Comme les journaux, les théâtres, les lieux publics, les édifices tels qu’églises, hôpitaux, asiles, prisons, se sont multipliés. Nombre d’omnibus, de cabs, de voitures de toute espèce sillonnent les rues ; les magasins sont éclairés au gaz ; quelques hôtels peuvent rivaliser avec ceux de Paris et, de Vienne. Un chemin de fer relie Melbourne avec la baie de Hobson et avec Geelong ; plusieurs autres sont en voie d’exécution. Le télégraphe électrique communique avec cette même ville, avec les mines, et même avec Adélaïde. L’eau du Jarra-Jarra, rivière sur laquelle Melbourne est bâtie, est infectée par les immondices qu’y déverse la population qui se presse sur ses bords ; des travaux ont été entrepris pour amener de quinze et vingt milles les eaux pures et fraîches de la rivière Plenty. Des parcs et des squares sont ouverts à la foule[1]. On peut aisément imaginer la variété et le mouvement qui animent les rues et le port. Toutes les nationalités et tous les costumes y sont représentés. La colonie ne le cède pas à sa métropole pour la fréquence des meetings et des dîners politiques, dont le Champagne est un indispensable élément. Les réunions particulières sont moins nombreuses, parce que le chiffre des ménages et des familles pouvant tenir maison est limité par le petit nombre des femmes.

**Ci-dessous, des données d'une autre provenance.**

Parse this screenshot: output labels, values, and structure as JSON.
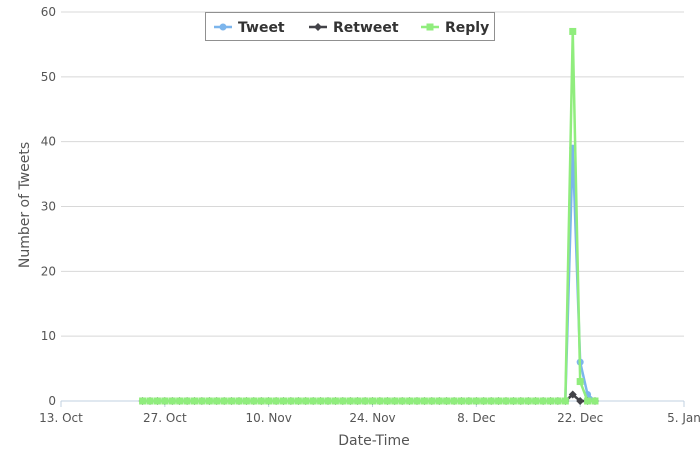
{
  "chart_data": {
    "type": "line",
    "title": "",
    "xlabel": "Date-Time",
    "ylabel": "Number of Tweets",
    "x_tick_labels": [
      "13. Oct",
      "27. Oct",
      "10. Nov",
      "24. Nov",
      "8. Dec",
      "22. Dec",
      "5. Jan"
    ],
    "y_tick_labels": [
      "0",
      "10",
      "20",
      "30",
      "40",
      "50",
      "60"
    ],
    "xlim": [
      "2014-10-13",
      "2015-01-05"
    ],
    "ylim": [
      0,
      60
    ],
    "grid": "horizontal",
    "legend_position": "top-center",
    "daily_dates": {
      "start": "2014-10-24",
      "end": "2014-12-20",
      "value": 0
    },
    "series": [
      {
        "name": "Tweet",
        "color": "#7cb5ec",
        "marker": "circle",
        "points": [
          [
            "2014-12-21",
            39
          ],
          [
            "2014-12-22",
            6
          ],
          [
            "2014-12-23",
            1
          ],
          [
            "2014-12-24",
            0
          ]
        ]
      },
      {
        "name": "Retweet",
        "color": "#434348",
        "marker": "diamond",
        "points": [
          [
            "2014-12-21",
            1
          ],
          [
            "2014-12-22",
            0
          ],
          [
            "2014-12-23",
            0
          ],
          [
            "2014-12-24",
            0
          ]
        ]
      },
      {
        "name": "Reply",
        "color": "#90ed7d",
        "marker": "square",
        "points": [
          [
            "2014-12-21",
            57
          ],
          [
            "2014-12-22",
            3
          ],
          [
            "2014-12-23",
            0
          ],
          [
            "2014-12-24",
            0
          ]
        ]
      }
    ]
  }
}
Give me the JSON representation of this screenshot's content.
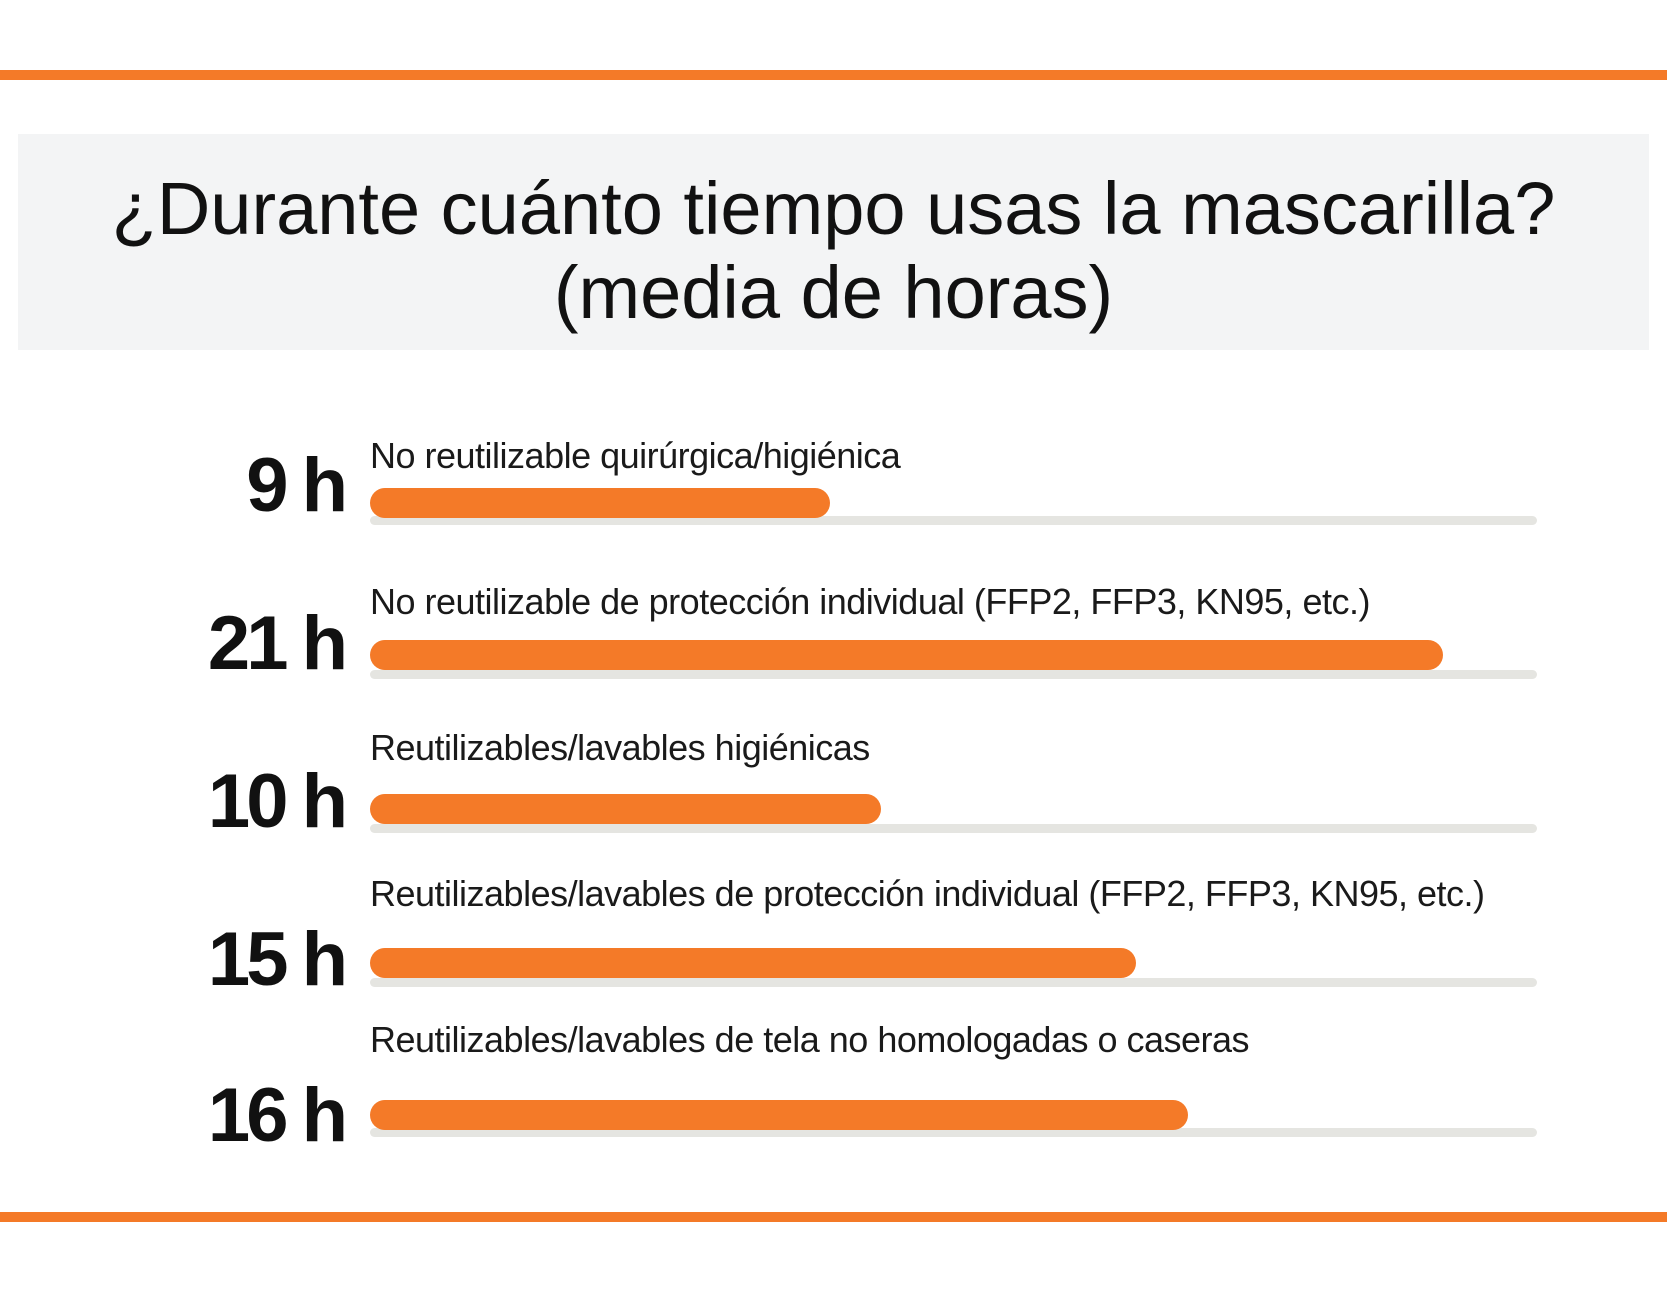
{
  "header": {
    "title_line1": "¿Durante cuánto tiempo usas la mascarilla?",
    "title_line2": "(media de horas)"
  },
  "colors": {
    "accent": "#f47a28",
    "track": "#e5e5e1",
    "title_bg": "#f3f4f5",
    "text": "#111111"
  },
  "chart_data": {
    "type": "bar",
    "orientation": "horizontal",
    "title": "¿Durante cuánto tiempo usas la mascarilla? (media de horas)",
    "unit": "h",
    "xlim": [
      0,
      24
    ],
    "categories": [
      "No reutilizable quirúrgica/higiénica",
      "No reutilizable de protección individual (FFP2, FFP3, KN95, etc.)",
      "Reutilizables/lavables higiénicas",
      "Reutilizables/lavables de protección individual (FFP2, FFP3, KN95, etc.)",
      "Reutilizables/lavables de tela no homologadas o caseras"
    ],
    "values": [
      9,
      21,
      10,
      15,
      16
    ],
    "value_labels": [
      "9 h",
      "21 h",
      "10 h",
      "15 h",
      "16 h"
    ]
  }
}
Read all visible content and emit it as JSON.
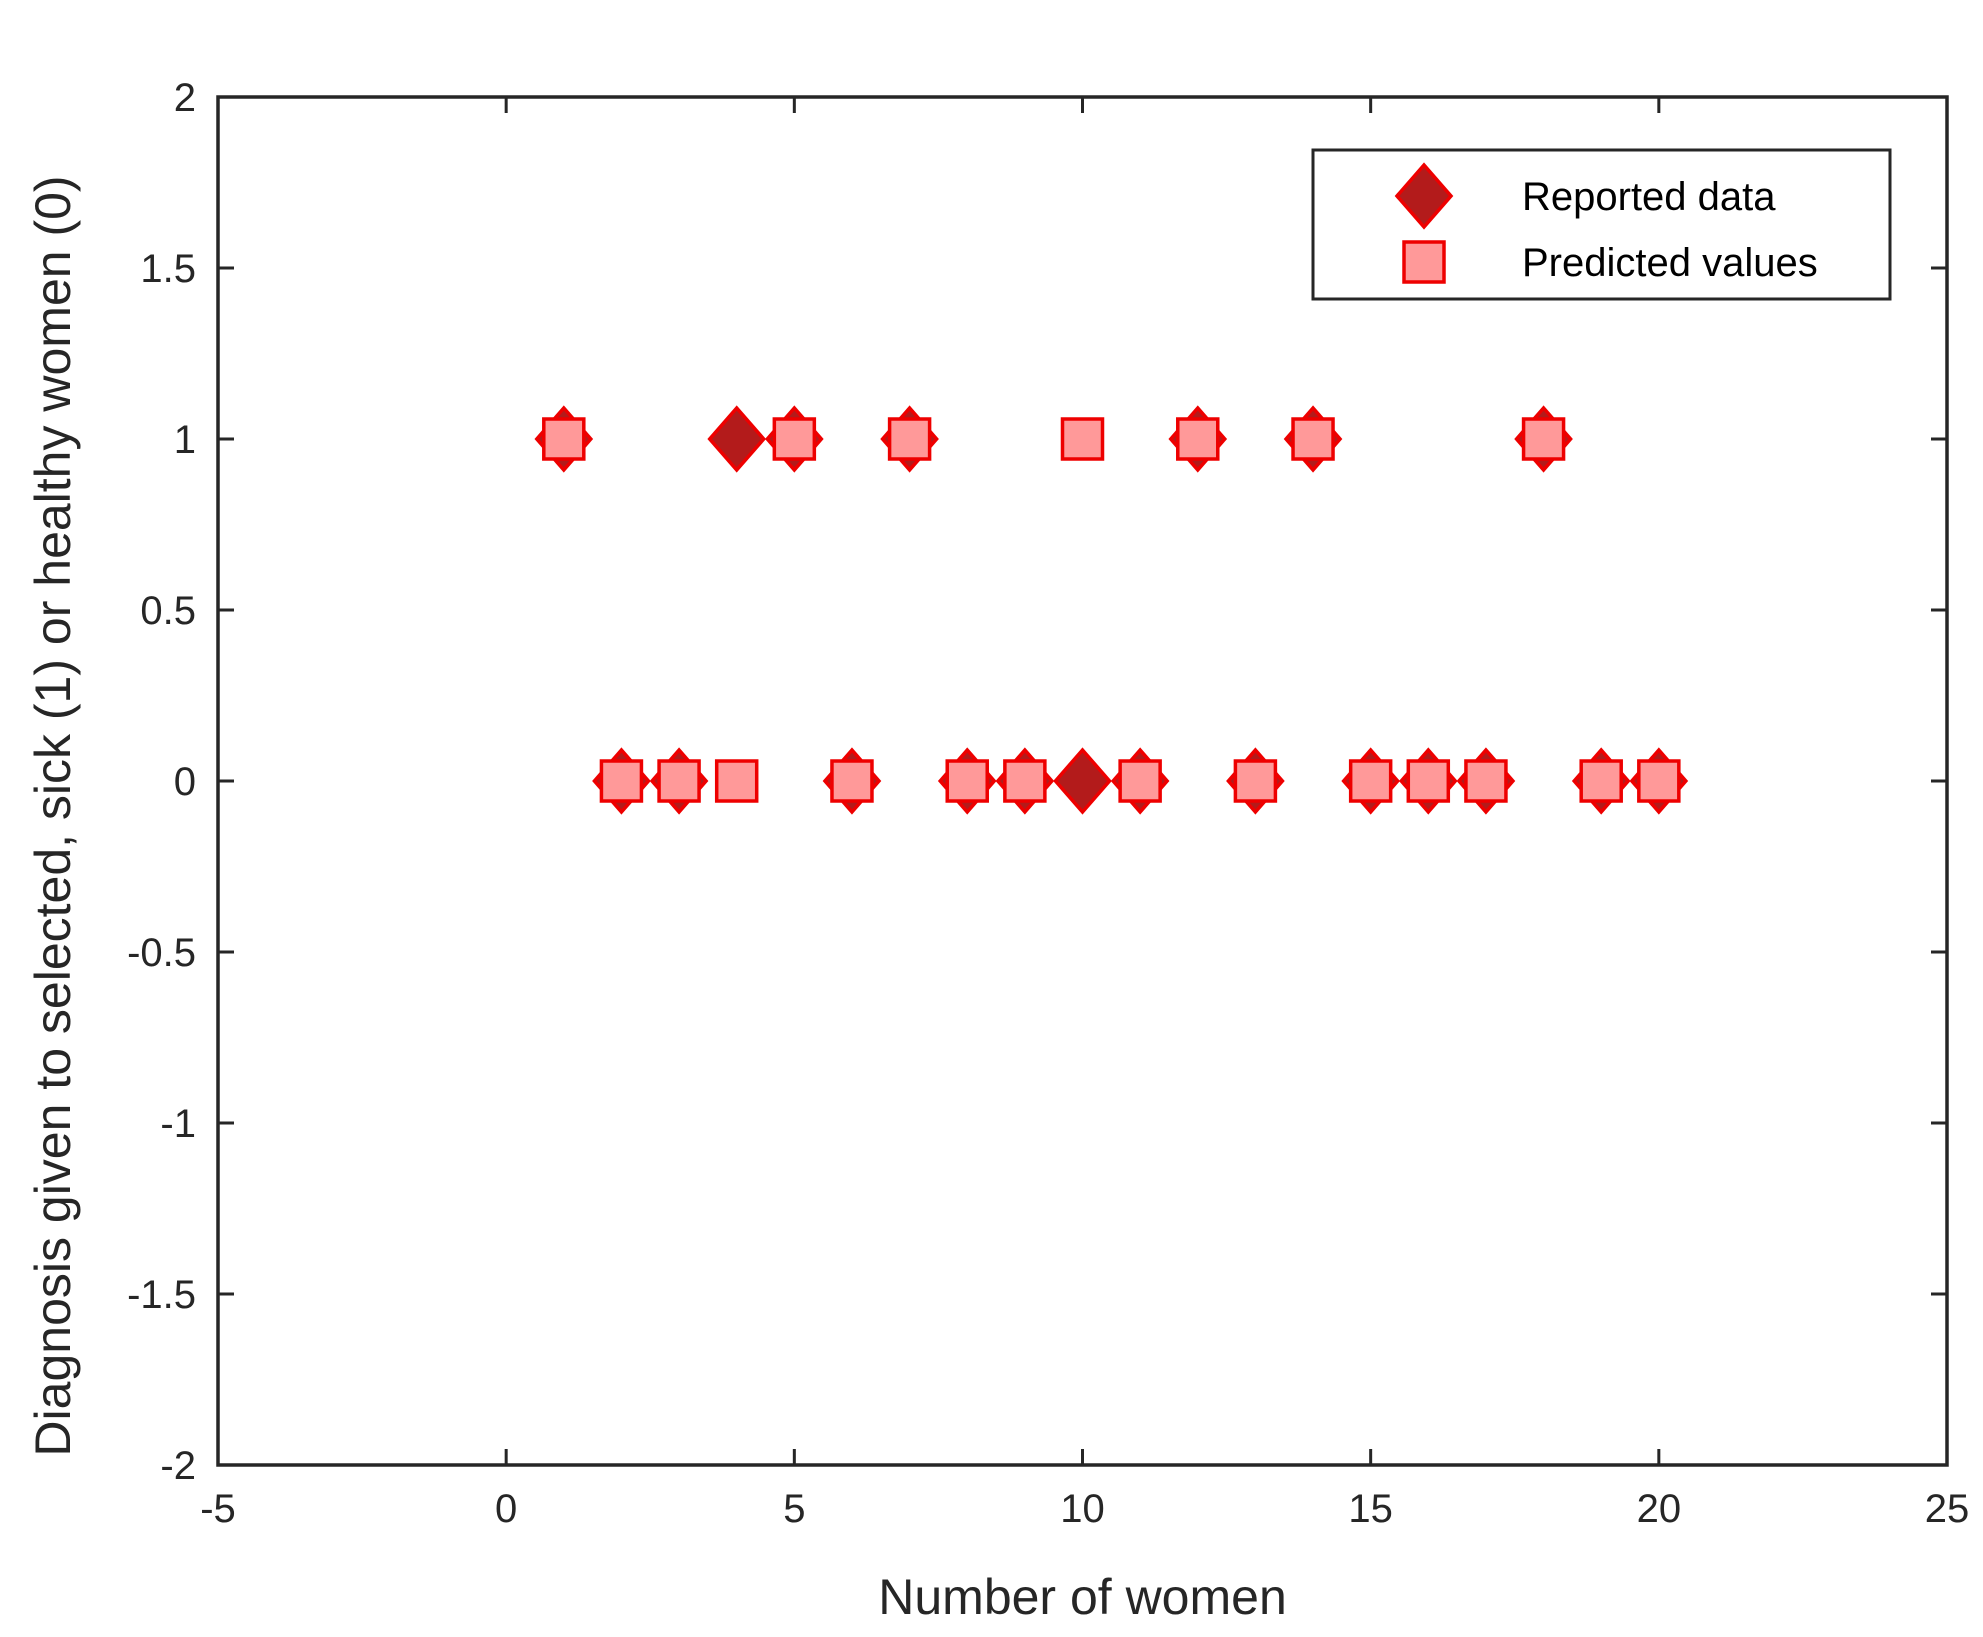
{
  "chart_data": {
    "type": "scatter",
    "title": "",
    "xlabel": "Number of women",
    "ylabel": "Diagnosis given to selected, sick (1) or healthy women (0)",
    "xlim": [
      -5,
      25
    ],
    "ylim": [
      -2,
      2
    ],
    "xticks": [
      -5,
      0,
      5,
      10,
      15,
      20,
      25
    ],
    "yticks": [
      -2,
      -1.5,
      -1,
      -0.5,
      0,
      0.5,
      1,
      1.5,
      2
    ],
    "xtick_labels": [
      "-5",
      "0",
      "5",
      "10",
      "15",
      "20",
      "25"
    ],
    "ytick_labels": [
      "-2",
      "-1.5",
      "-1",
      "-0.5",
      "0",
      "0.5",
      "1",
      "1.5",
      "2"
    ],
    "grid": false,
    "legend_position": "top-right",
    "series": [
      {
        "name": "Reported data",
        "marker": "diamond",
        "fill_color": "#b31b1b",
        "edge_color": "#ee0000",
        "x": [
          1,
          2,
          3,
          4,
          5,
          6,
          7,
          8,
          9,
          10,
          11,
          12,
          13,
          14,
          15,
          16,
          17,
          18,
          19,
          20
        ],
        "y": [
          1,
          0,
          0,
          1,
          1,
          0,
          1,
          0,
          0,
          0,
          0,
          1,
          0,
          1,
          0,
          0,
          0,
          1,
          0,
          0
        ]
      },
      {
        "name": "Predicted values",
        "marker": "square",
        "fill_color": "#ff9999",
        "edge_color": "#ee0000",
        "x": [
          1,
          2,
          3,
          4,
          5,
          6,
          7,
          8,
          9,
          10,
          11,
          12,
          13,
          14,
          15,
          16,
          17,
          18,
          19,
          20
        ],
        "y": [
          1,
          0,
          0,
          0,
          1,
          0,
          1,
          0,
          0,
          1,
          0,
          1,
          0,
          1,
          0,
          0,
          0,
          1,
          0,
          0
        ]
      }
    ]
  }
}
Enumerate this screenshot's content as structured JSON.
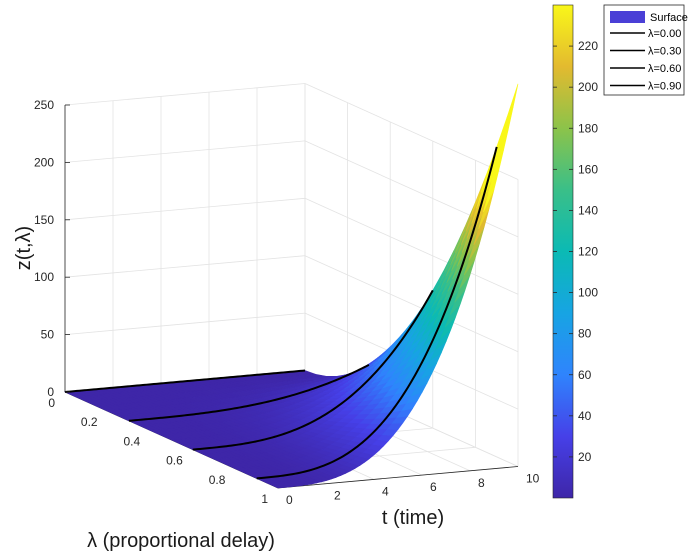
{
  "chart_data": {
    "type": "surface",
    "xlabel": "t (time)",
    "ylabel": "λ (proportional delay)",
    "zlabel": "z(t,λ)",
    "xlim": [
      0,
      10
    ],
    "ylim": [
      0,
      1
    ],
    "zlim": [
      0,
      250
    ],
    "x_ticks": [
      "0",
      "2",
      "4",
      "6",
      "8",
      "10"
    ],
    "y_ticks": [
      "0",
      "0.2",
      "0.4",
      "0.6",
      "0.8",
      "1"
    ],
    "z_ticks": [
      "0",
      "50",
      "100",
      "150",
      "200",
      "250"
    ],
    "surface_function": "z = λ² · t³ / 3",
    "grid": true,
    "colormap": "parula",
    "colorbar": {
      "min": 0,
      "max": 240,
      "ticks": [
        "20",
        "40",
        "60",
        "80",
        "100",
        "120",
        "140",
        "160",
        "180",
        "200",
        "220"
      ]
    },
    "series": [
      {
        "name": "λ=0.00",
        "lambda": 0.0,
        "color": "#000000"
      },
      {
        "name": "λ=0.30",
        "lambda": 0.3,
        "color": "#000000"
      },
      {
        "name": "λ=0.60",
        "lambda": 0.6,
        "color": "#000000"
      },
      {
        "name": "λ=0.90",
        "lambda": 0.9,
        "color": "#000000"
      }
    ],
    "legend": {
      "position": "top-right",
      "surface_label": "Surface",
      "surface_color": "#4a3fd6"
    }
  }
}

Par suite aussi de cette rareté, toute jeune fille devient vite un centre d’attraction : une femme, des enfans, un joli cottage, voilà le rêve de plus d’un enrichi. L’Australie est donc pour les jeunes filles une terre promise ; à vrai dire, elle est aussi parfois une terre de déceptions. Combien se sont

  1. Un chiffre donnera une idée de la quantité et de l’activité des travaux et des constructions : de septembre 1850 en août 1857, la corporation de Melbourne a consacré 78,460 livres aux travaux publics.